Finalmente, a medida que lo pienso, dudo si la mayoría de nuestras mejores lecturas lo fueron en bibliotecas, aunque algunas lo fueron. Pensamos en Karl Marx leyendo en el Museo Británico. Leemos libros porque buscamos saber la verdad de las cosas. Después de un tiempo, sospechamos que las “verdades” simples que encontramos en los libros que leemos deberían estar todas juntas, que nuestra lectura no es algo arduo sino una aventura.
Jayber Crow, nos dice Wendell Berry, era el barbero filósofo del pueblo y un lector de libros. También escuchaba música. Como joven se enroló en la Universidad de Kentucky. “Leí en los libros de texto que nos asignaban, y también iba a la biblioteca y buscaba los libros de los que los profesores hablaban o recomendaban, y los leía. O leía acerca de ellos – algunos eran aburridos.” Un pasaje así siempre me recuerda de la afirmación de Chesterton de que no hay algo así como una materia aburrida, sino una persona que aburre.
Pero me solidarizo con Jayber. “Leía en mi habitación por la noche, cuando no estaba por ahí vagando. Y algunas noches iba a la biblioteca y leía allí”, nos dice, con una familiaridad que nos hace darnos cuenta que Wendell Berry enseñó en la Universidad de Kentucky. “La biblioteca tenía cuartos hermosos alineados con libros, y mesas para leer y escribir. Y había un amoroso cuarte llamado la Sala de Mirada, con estanterías de libros y libros, y varios ventanales altos por donde se veían los árboles, y sillas cómodas con lámparas de lectura, y sofás. Era por lejos el mejor, el cuarto más confortable que he visto en mi vida, y amaba sentarme en él.” Parece que podemos verlo. Parece extraño, incluso blasfemo, sin embargo, que esta elegante sala de la biblioteca fuese llamada Sala de “Mirada” y no de “Lectura”, como si, en ella, nos limitáramos a observar sin profundizar.

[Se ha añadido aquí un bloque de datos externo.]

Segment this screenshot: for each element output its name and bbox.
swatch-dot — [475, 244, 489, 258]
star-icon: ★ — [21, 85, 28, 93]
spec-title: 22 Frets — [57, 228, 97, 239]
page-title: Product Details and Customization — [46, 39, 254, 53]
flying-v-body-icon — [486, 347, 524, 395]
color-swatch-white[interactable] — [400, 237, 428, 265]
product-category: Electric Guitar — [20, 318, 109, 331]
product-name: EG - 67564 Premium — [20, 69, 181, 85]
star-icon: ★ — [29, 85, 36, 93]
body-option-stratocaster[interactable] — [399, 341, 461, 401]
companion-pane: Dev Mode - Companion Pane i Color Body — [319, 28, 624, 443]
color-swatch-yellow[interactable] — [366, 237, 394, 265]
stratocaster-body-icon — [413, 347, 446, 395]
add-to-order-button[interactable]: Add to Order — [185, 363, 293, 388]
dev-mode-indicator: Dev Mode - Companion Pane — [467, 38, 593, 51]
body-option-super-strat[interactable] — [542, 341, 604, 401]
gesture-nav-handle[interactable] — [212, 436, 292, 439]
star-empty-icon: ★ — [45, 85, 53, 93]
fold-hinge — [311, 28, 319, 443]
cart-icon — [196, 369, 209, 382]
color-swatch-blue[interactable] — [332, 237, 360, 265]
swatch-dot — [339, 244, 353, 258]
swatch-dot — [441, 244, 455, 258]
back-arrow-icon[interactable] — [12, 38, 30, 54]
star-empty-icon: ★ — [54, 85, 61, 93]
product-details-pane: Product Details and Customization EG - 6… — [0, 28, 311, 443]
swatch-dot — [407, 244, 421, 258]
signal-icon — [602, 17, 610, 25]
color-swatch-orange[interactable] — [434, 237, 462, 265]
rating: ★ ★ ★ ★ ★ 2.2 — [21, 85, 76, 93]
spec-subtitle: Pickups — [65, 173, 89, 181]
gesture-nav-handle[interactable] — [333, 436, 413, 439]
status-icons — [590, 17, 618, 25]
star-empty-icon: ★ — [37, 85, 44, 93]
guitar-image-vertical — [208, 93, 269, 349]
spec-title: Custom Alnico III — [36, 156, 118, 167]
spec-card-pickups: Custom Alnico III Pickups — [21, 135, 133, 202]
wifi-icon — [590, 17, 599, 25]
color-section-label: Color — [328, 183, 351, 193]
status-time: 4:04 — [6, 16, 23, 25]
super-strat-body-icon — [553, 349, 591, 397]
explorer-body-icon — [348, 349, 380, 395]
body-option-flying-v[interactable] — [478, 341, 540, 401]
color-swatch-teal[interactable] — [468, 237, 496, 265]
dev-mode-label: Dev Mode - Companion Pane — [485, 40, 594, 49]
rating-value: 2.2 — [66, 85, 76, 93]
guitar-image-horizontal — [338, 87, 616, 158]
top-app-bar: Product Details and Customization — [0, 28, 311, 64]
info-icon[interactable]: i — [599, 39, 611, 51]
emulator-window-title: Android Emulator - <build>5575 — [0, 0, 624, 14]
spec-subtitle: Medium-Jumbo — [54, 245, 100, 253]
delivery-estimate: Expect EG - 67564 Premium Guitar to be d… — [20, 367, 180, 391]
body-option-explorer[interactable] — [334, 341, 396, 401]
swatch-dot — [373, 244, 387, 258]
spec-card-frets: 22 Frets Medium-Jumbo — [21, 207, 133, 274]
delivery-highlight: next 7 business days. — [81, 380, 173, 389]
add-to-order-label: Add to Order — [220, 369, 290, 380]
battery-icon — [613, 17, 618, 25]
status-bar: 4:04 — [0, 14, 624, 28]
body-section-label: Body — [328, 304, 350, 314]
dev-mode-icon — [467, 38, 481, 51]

También me solidarizo con Samuel Johnson. Nos parece bien que algunos libros no sean más largos de lo que son, pero uno se pregunta si uno quiere que terminen libros como El Señor de los Anillos o Los Hermanos Karamazov. Lo mismo puede decirse de Dickens, aunque recientemente leí Un Puñado de Polvo de Evelyn Waugh. La novela termina, en un puesto del Amazonas, con el héroe obligado a leer todo Dickens en voz alta, una y otra vez. Esta lectura se convierte en nada menos que la imagen del infierno. Los finales, como la vida, son acerca de lo que se trata todo.
Y finalmente, Séneca. Es mejor “dedicarse uno a unos pocos autores que recorrer muchos”. Existir no es leer sino vivir. Sin embargo, la misma palabra está orientada a la “palabra”. No sólo necesita existir sino existir para ser pronunciada en la existencia de nuestras mentes activas.
Concluyendo, la respuesta de Tomás de Aquino a la décimo séptima objeción de la tercera cuestión, sobre la Creación, en el Potentia Dei, dice: “Universum quod est a Deo productum, est optimum respectu eorum quae sunt, non tamen respectu eorum quae Deus facere potest.“ ¿Por qué terminar un ensayo intitulado “Bibliotecas sin lectores” con una cita en latín que significa, burdamente, “el universo que es producido por Dios es el mejor respecto a las cosas que existen realmente, pero sin embargo no respecto a aquellas cosas que Dios puede crear”? Es porque existen probablemente cosas que conocer incluso cuando sabemos que todas las cosas en nuestro mundo se nos han dado para conocerlas.
Notemos bien, leí este pasaje en un libro. No se me ocurrió a mí, pero lo entendí cuando lo leí. Sugiere que todos los libros del mundo pueden no ser suficientes para que nosotros sepamos lo que vale la pena saber. Creo que el último versículo del Evangelio de Juan dice casi lo mismo. Tal vez, darnos cuenta de esto, también, es la razón por la cual tenemos bibliotecas.
Notas
[1] Frederick Wilhelmsen, “Great Books: Enemies of Wisdom?” Modern Age, Summer/Fall, 1987, 331.
[2] Selected Letters of William Faulkner edited by Joseph Blotner (New York: Vintage, 1978), 357.